The Bellagio will be put into a joint venture controlled by Blackstone as part of the sale-leaseback deal, with MGM set to continue operating the property, while the company is also separately selling the Circus Circus to Treasure Island owner Phil Ruffin.
MGM Resorts International is selling two casinos on the Las Vegas Strip, including its landmark Bellagio property, in separate real-estate deals. The global casino giant is putting the Bellagio into a joint venture controlled by a Blackstone Group real-estate investment trust.
MGM will hold a five percent stake in the venture and $4.2bn cash and will continue to operate the property, which it will rent from the venture for $245m a year. The transaction values Bellagio at $4.25bn, the company stated.
“I would say that’s the largest single trade in the history of the Strip,” said CBRE Group broker Michael Parks, a hotel-casino specialist.

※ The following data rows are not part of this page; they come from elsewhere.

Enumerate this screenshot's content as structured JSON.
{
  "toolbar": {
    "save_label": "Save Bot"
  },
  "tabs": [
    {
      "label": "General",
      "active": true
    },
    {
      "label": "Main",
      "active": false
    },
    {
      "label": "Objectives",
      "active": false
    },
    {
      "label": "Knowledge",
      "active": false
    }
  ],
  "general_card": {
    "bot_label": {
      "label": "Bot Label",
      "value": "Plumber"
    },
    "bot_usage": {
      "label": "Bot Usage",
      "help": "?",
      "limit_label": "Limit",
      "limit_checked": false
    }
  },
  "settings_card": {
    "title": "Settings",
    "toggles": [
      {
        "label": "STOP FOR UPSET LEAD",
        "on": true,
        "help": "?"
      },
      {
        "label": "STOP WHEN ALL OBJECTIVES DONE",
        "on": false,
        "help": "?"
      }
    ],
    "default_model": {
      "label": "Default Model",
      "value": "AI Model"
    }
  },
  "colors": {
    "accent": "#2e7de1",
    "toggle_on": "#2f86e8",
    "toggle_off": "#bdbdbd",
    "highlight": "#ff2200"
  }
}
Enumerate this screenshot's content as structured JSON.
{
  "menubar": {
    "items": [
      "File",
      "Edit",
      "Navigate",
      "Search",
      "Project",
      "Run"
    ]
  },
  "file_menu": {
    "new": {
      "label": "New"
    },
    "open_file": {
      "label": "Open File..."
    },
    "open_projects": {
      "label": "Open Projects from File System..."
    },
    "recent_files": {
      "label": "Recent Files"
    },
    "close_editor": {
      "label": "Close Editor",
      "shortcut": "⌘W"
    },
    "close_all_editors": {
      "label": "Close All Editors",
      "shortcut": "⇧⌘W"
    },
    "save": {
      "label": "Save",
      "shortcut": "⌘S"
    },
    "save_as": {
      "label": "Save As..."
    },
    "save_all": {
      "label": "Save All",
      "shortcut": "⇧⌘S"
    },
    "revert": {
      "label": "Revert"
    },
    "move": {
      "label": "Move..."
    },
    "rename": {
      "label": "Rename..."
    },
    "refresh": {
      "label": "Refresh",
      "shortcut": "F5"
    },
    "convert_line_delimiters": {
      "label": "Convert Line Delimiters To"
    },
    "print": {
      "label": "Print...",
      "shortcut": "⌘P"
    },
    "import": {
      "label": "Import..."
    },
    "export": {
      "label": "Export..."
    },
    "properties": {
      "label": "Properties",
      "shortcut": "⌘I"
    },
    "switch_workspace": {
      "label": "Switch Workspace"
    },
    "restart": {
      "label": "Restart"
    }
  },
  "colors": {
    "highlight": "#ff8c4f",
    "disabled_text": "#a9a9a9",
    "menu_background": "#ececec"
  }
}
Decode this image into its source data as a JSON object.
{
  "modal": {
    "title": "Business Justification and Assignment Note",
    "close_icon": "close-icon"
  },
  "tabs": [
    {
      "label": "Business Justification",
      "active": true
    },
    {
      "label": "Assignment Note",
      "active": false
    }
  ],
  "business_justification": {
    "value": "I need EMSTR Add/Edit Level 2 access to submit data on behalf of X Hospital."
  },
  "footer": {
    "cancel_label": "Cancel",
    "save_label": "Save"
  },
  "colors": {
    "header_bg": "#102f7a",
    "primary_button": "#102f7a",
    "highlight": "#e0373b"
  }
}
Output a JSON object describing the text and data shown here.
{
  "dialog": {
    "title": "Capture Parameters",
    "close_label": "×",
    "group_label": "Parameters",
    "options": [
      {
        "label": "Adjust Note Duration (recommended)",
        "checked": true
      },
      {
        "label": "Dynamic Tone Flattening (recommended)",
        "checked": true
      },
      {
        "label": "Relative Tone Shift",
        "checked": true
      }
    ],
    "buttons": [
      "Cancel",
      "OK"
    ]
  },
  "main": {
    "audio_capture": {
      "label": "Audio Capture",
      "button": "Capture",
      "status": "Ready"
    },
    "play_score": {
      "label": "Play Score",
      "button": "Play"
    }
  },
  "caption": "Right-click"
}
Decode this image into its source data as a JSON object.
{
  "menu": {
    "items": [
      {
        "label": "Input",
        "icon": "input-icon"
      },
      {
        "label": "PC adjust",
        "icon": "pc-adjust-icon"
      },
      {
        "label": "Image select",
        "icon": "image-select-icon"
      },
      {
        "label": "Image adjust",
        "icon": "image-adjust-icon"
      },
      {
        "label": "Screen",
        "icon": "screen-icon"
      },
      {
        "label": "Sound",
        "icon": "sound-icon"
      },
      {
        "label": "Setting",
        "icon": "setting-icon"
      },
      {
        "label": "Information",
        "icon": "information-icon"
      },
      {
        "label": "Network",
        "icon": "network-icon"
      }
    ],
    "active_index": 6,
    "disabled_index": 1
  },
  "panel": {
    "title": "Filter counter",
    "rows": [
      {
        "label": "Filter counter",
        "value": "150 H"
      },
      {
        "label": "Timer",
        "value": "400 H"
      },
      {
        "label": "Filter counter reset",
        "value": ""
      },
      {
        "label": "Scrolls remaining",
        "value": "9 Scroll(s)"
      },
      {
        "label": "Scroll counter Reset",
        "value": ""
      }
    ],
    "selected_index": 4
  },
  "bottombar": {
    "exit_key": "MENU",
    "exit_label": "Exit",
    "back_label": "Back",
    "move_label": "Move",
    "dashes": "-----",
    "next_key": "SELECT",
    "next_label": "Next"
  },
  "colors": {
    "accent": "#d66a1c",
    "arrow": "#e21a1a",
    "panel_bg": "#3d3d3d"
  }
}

SunTrust Bank gaming analyst Barry Jonas said the transaction was “a positive for any operator looking to potentially sell Las Vegas Strip real estate given the high multiple paid”. “[T]hough we do note the Bellagio is a premier Strip asset and may not be a strong comparison for other Strip assets potentially up for sale,” he clarified.
Meanwhile, another of MGM’s Strip casinos, Circus Circus Las Vegas, has been acquired by Las Vegas-based businessman, Phil Ruffin.
Ruffin purchased the property along with its 37 adjacent acres for $825m, paid with $662.5m in cash and $162.5m senior notes due 2024, which will be secured by the 37 acres of adjacent land.
“The opportunity to own 102 acres on the Las Vegas Strip was very interesting. From a strategic standpoint, Circus Circus is the most recognisable name on the north strip,” said Ruffin. “Treasure Island is the crown jewel in my portfolio and Circus Circus adds another layer of gaming customer to my holdings.”
MGM Resorts has been evaluating potential property deals to raise cash and pay down debt since its board of directors formed a real-estate committee in January.
MGM Resorts chairman and CEO Jim Murren said the net proceeds from the two real-estate deals will be $4.3bn, adding that the sales will free up cash, offering MGM flexibility to pursue new business opportunities.
Among the potential new business areas Murren highlighted were sports betting, non-gaming entertainment, and securing a Japanese IR licence, with the company pursuing an “Osaka-first” strategy. “That is a better use of our capital resources than the traditional gaming model,” he stated.
In 2015, MGM Resorts created a REIT, MGM Growth Properties, which now holds the real estate of MGM-operated Strip properties including Park MGM, Mirage and Mandalay Bay and nearly all of MGM Resorts’ regional properties.
MGM Resorts still owns MGM Grand and a 50 percent stake in CityCenter in Las Vegas, along with MGM Springfield in Massachusetts, and 68 percent ownership in MGM Growth Properties.
Nevertheless, Murren said the company envisions owning even fewer assets in the future, as part of efforts to transition toward being a “more nimble, asset-light” operation, while the potential for further casino sales and leasebacks allows MGM to continue to “unlock and monetise” the value of its real estate.
The Bellagio is New York-based Blackstone’s second Las Vegas Strip property, following its $1.7bn acquisition of the Cosmopolitan in 2014. “Owning the Bellagio under a long-term lease with MGM provides stable cash flow and excellent downside protection for the asset,” said Tyler Henritze, head of US acquisitions for Blackstone’s real estate group.
The firm invested a further $500m into finishing and renovating the Cosmopolitan, which now commands some of the highest room rates on the Strip. Blackstone is now said to be looking to sell the property, which it expects to bring in $4bn or more, according to sources cited in the Wall Street Journal.